Did you know that lard is actually classified as a monosaturated fat? It’s also high in Vitamin D. But not any old package o’ lard will do. Nope. It has to be from pasture-raised pigs to truly benefit from this new (old) health food. Our lard is one of the most economical cuts on our price list. And it’s so versatile, too! What other ingredient tastes just as good in fried potatoes as it does in cherry pie?
Here’s how you can render your own snow-white lard at home – and then start cooking the old-fashioned way!
- Buy a package of lard from Reliant Farm.
- Cut lard up into the smallest pieces possible – 1/2 inch cubes would suffice.
- Throw it into your crockpot with 1/4 cup water. This will prevent it from sticking to the bottom of the pot.
- Set crock pot on high.
- Don’t leave your house for the day! Sorry, stay close by because a pot of boiling oil makes even me nervous.
- Watch for the fat to melt and the cracklings (bits of meat and other non-fat stuff) to come to the top.
- When the cracklings start to turn brown and then sink, it should be ready.

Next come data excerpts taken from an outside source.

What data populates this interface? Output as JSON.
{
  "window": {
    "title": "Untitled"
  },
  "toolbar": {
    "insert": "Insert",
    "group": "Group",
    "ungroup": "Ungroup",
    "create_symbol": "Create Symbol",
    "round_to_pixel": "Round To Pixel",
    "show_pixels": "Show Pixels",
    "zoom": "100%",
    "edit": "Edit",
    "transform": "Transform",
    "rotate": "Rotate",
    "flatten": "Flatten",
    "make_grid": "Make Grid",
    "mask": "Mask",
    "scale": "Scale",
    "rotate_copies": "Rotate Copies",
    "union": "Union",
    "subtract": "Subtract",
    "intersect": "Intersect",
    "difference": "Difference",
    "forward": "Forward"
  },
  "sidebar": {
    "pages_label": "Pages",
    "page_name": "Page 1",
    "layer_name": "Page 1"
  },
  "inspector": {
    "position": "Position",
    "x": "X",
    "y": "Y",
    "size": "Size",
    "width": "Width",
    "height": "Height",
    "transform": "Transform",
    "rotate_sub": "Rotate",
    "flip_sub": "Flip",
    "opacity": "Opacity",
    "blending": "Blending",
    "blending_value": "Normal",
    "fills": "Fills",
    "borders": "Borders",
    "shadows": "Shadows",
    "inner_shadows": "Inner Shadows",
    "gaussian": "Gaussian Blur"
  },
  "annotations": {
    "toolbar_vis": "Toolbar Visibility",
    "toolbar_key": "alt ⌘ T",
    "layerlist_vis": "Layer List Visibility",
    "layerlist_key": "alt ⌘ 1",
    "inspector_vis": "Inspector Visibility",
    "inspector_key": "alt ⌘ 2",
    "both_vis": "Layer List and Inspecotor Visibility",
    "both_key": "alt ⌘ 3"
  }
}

- Watch out when you lift the lid – the liquid may pop on you. You may want to turn it off for a little bit before the next step.
- CAREFULLY filter out cracklings with a metal strainer lined with a paper towel. (This will ensure you get a pure white lard.) I like to filter it into something not-too-tall with a wide opening like a wide-mouth jar or even a small baking dish with a lid. I hate trying to dig into the lard at the bottom of a jar with a spoon that’s too short.
- Store in the refrigerator.
- Use for pie crusts, biscuits, fried potatoes, eggs, sautéed veggies, etc.